FIGURE 2. Shows the unadjusted analyses of the different trustworthiness indicators distinguishing between the specialist condition (blue) and the generalist condition (red). The scale ranged from 1 to 5, with higher values indicating higher ratings of trustworthiness.
Impact of Manipulation Check Success on Source Indicators’ Perceived Trustworthiness
Although a pre-test confirmed the manipulation of the two conditions, the manipulation check of the main study revealed a lack of effectivity: two control questions showed that the specialist tool was not rated as significantly “more special” than the generalist tool (see Table 3 for descriptive and t-test results). Consequently, the assignment to the two groups did not result in significantly different levels of perceived expertise of the VA.
Consequently, we needed to adjust the statistical analyses of the group comparisons. We re-analyzed the ratings of the control questions (asking for the VA’s expertise). Based on the actually perceived expertise, participants were divided into two groups with ratings below and above the averaged scales’ median (MD = 3.333). Independently of the intended manipulation, 22 participants revealed higher ratings of the VA’s expertise (> 3.5; group 1) indicating that they rather perceived a specialist tool. In contrast, 18 participants revealed lower ratings of the expertise (< 3.0; group 2) indicating that they rather perceived a generalist tool. In sum, the re-analyses (referred to as the “adjusted analysis” below) will analyze the perceived trustworthiness of participants, who actually perceived the VA as a specialist or a generalist independently of the intended manipulation (see Figure 3).
FIGURE 3. Shows the adjusted analyses of the different trustworthiness indicators distinguishing between the specialist condition (blue) and the generalist condition (red). The scale ranged from 1 to 5, with higher values indicating higher ratings of trustworthiness.
In line with the hypotheses, the perceived trustworthiness of the tool would be significantly higher, if the tool was actually perceived as a specialist (M = 3.182, SD = 0.938) compared to the perception of a generalist (M = 2.599, SD = 0.836; t(38)= 2.051, p = 0.045, d = 0.652).

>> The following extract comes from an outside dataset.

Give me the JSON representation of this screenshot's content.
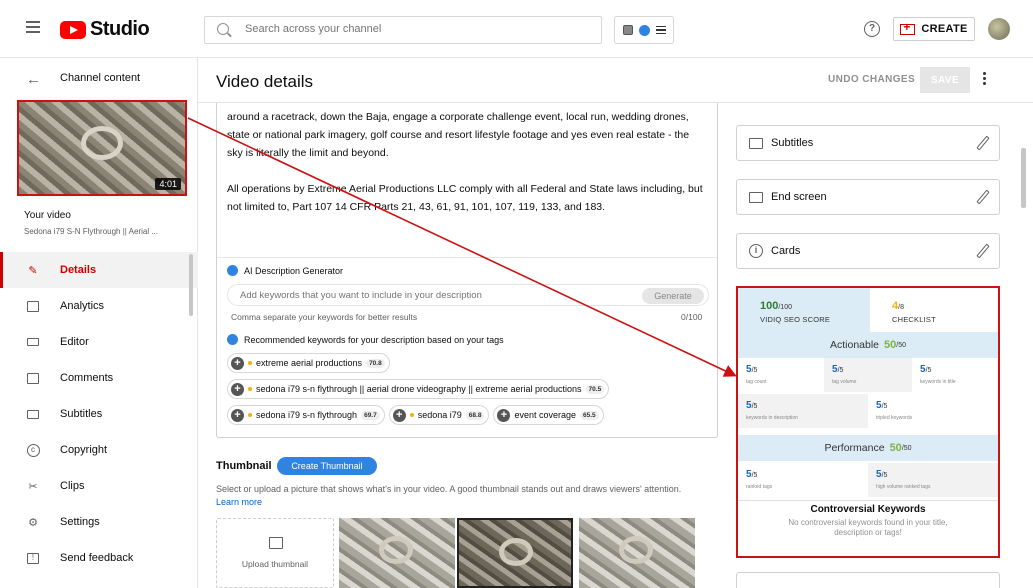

Also in line with expectations, the platform provider’s perceived trustworthiness would be significantly higher, if the VA was perceived as a specialist (M = 3.581, SD = 1.313) than a generalist (M = 2.822, SD = 1.170, t(38)= 2.318, p = 0.025, d = 0.737). The same applies to the provider’s perceived trustworthiness: the provider of the specialist tool was rated to be significantly more trustworthy (M = 3.663, SD = 0.066) than the provider of a generalist tool (M = 2.878, SD = 0.984; t(38)= 3.331 p = 0.02, d = 1.503). Likewise, the perceived trustworthiness of automatic speech recognition was significantly higher for a perceived specialist (M = 3.057, SD = 0.994) than a generalist (M = 2.125, SD = 0.376; t(38)= 3.757, p = 0.01, d = 1.194). However, the data receiver’s perceived trustworthiness did not differ significantly between a specialist (M = 4.652, SD = 0.488) and a generalist (M = 4.241, SD = 0.982; t(38)= 1.722, p = 0.093, d = 0.547).

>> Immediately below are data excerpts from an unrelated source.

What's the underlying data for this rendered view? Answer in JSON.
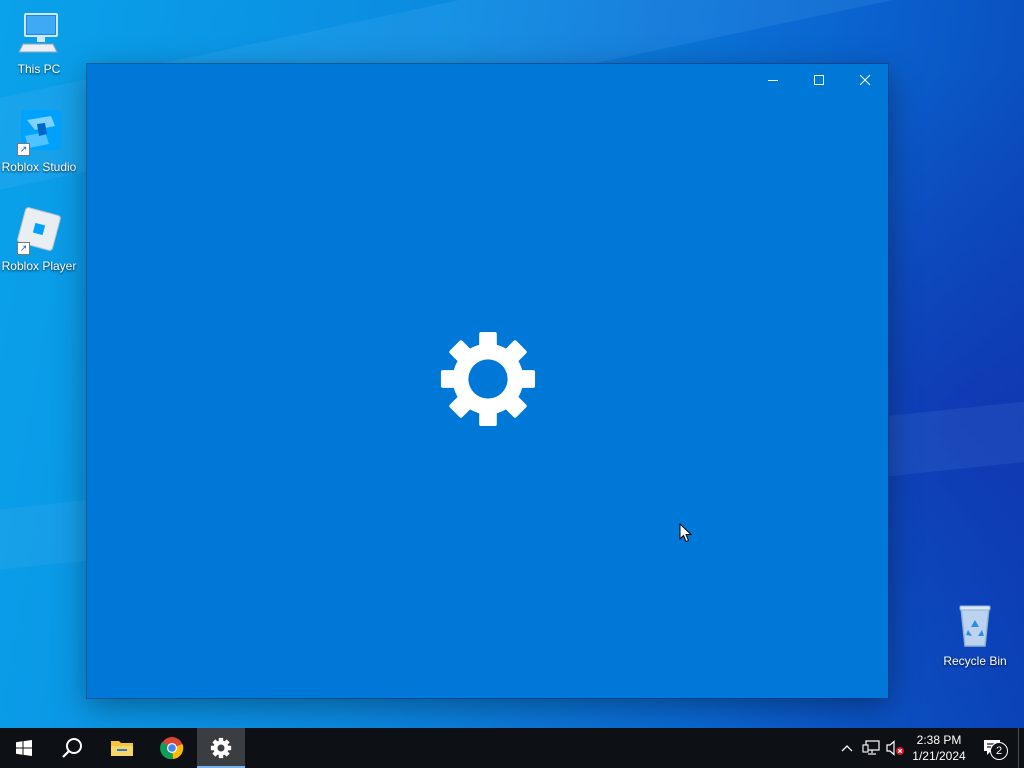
{
  "desktop": {
    "icons": [
      {
        "label": "This PC",
        "icon": "computer-icon"
      },
      {
        "label": "Roblox Studio",
        "icon": "roblox-studio-icon",
        "shortcut": true
      },
      {
        "label": "Roblox Player",
        "icon": "roblox-player-icon",
        "shortcut": true
      },
      {
        "label": "Recycle Bin",
        "icon": "recycle-bin-icon"
      }
    ]
  },
  "window": {
    "app": "Settings",
    "splash_icon": "gear-icon",
    "background": "#0078d7",
    "controls": [
      "minimize",
      "maximize",
      "close"
    ]
  },
  "taskbar": {
    "pinned": [
      {
        "name": "start",
        "icon": "windows-logo-icon"
      },
      {
        "name": "search",
        "icon": "search-icon"
      },
      {
        "name": "file-explorer",
        "icon": "folder-icon"
      },
      {
        "name": "chrome",
        "icon": "chrome-icon"
      },
      {
        "name": "settings",
        "icon": "gear-icon",
        "active": true
      }
    ],
    "tray": {
      "icons": [
        "chevron-up-icon",
        "network-icon",
        "volume-muted-icon"
      ],
      "time": "2:38 PM",
      "date": "1/21/2024",
      "notification_count": "2"
    }
  },
  "colors": {
    "accent": "#0078d7",
    "taskbar": "#0d1014",
    "active_indicator": "#7ab4ea"
  }
}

Additional Predictors of the Perceived Trustworthiness
Individual Characteristics
Linear regression analyses were conducted with the five trustworthiness source layers as the criteria variables and the general disposition to trust and to disclose sexual health information as predictor variables. Only two regressions involved significant predictions: the perceived trustworthiness of the VA and of the speech recognition in general. First, the prediction of the tool’s perceived trustworthiness was significant (β = 0.655, t(37) = 2.056, p = 0.047) with the tendency to disclose health information contributing significantly: the higher this tendency, the higher the perceived trustworthiness of the tool. Second, the prediction of the automatic speech recognition’s trustworthiness was significant, with the participants’ disposition to trust contributing significantly to the prediction (β = 0.306, t(37) = 2.276, p = 0.029). Moreover, the tendency to disclose sexual health information contributed substantially but only by trend (β = 0.370, t(37) = 1.727, p = 0.093).

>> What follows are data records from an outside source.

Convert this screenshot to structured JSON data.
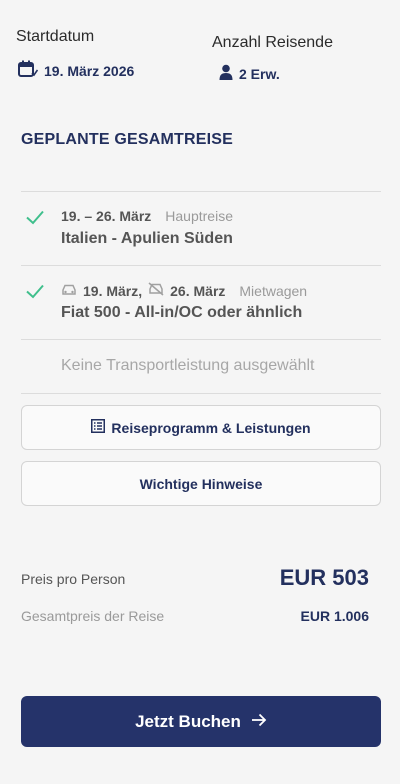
{
  "header": {
    "start_label": "Startdatum",
    "start_value": "19. März 2026",
    "travelers_label": "Anzahl Reisende",
    "travelers_value": "2 Erw."
  },
  "summary": {
    "title": "GEPLANTE GESAMTREISE",
    "items": [
      {
        "dates": "19. – 26. März",
        "type": "Hauptreise",
        "name": "Italien - Apulien Süden",
        "checked": true,
        "icons": [
          "check-icon"
        ]
      },
      {
        "date_from": "19. März,",
        "date_to": "26. März",
        "type": "Mietwagen",
        "name": "Fiat 500 - All-in/OC oder ähnlich",
        "checked": true,
        "icons": [
          "check-icon",
          "car-icon",
          "car-return-icon"
        ]
      }
    ],
    "no_transport": "Keine Transportleistung ausgewählt"
  },
  "buttons": {
    "program": "Reiseprogramm & Leistungen",
    "notes": "Wichtige Hinweise",
    "book": "Jetzt Buchen"
  },
  "pricing": {
    "per_person_label": "Preis pro Person",
    "per_person_value": "EUR 503",
    "total_label": "Gesamtpreis der Reise",
    "total_value": "EUR 1.006"
  },
  "colors": {
    "accent": "#25336a",
    "check": "#3fbf8c",
    "background": "#f5f5f5"
  }
}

Further Source Layers of Trustworthiness
The final regression analysis investigated whether the further source layers of trustworthiness indicators (providers, speech recognition, receiver) predicted the tool’s trustworthiness. Results revealed that the trustworthiness of the provider of the tool (i.e., ignimed UG) significantly predicted the trustworthiness of the tool itself (β = 0.632, t(35) = 3.573, p = 0.001): the higher the provider’s trustworthiness, the higher the trustworthiness of the tool. Similar, but not significantly, the trustworthiness of the automatic speech recognition predicted the trustworthiness of the tool (β = 0.371, t(35) = 1.768, p = 0.086): the higher the trustworthiness of the speech recognition, the higher the perceived trustworthiness of the tool. In contrast, the higher the platform provider’s (i.e., Amazon) scores, the lower the trustworthiness of the tool, only by trend, however (β = −0.446, t(35) = −1.772, p = 0.085).
Discussion
Aim of the Present Study
Voice-based (artificial intelligence) systems serving as digital assistants have evolved dramatically within the last few years. The healthcare sector has been referred to as an emerging market for these systems, which imposes different requirements on the systems than private usage scenarios do. Data revealed here are more personal and more sensitive, resulting in increasing engineering requirements regarding data security, for example. To establish voice-based systems in a more sensitive context, the users’ perspective needs to be considered. In a healthcare context, users need to trust their technological counterpart to disclose personal information. However, the trustworthiness of most of the systems in the market and the users’ willingness to trust in the applications has not been analyzed yet. The present study bridged this research gap. In an empirical study, the trustworthiness of a voice-based anamnesis tool was analyzed. In two different conditions, participants either interacted with a VA, which was introduced as a “specialist” or a “generalist”. Then, they rated the trustworthiness of the tool, distinguishing between different source layers of trust (provider, platform provider, automatic speech recognition in general, data receiver). To ensure external reliability, participants interacted with an anamnesis tool for sexual health, which collected health data by asking questions regarding their puberty, sexual orientation, diseases/hygiene and sexual activity. They were informed that the tool uses artificial intelligence to provide a diagnosis, which would be sent to the gynecologists/urologist.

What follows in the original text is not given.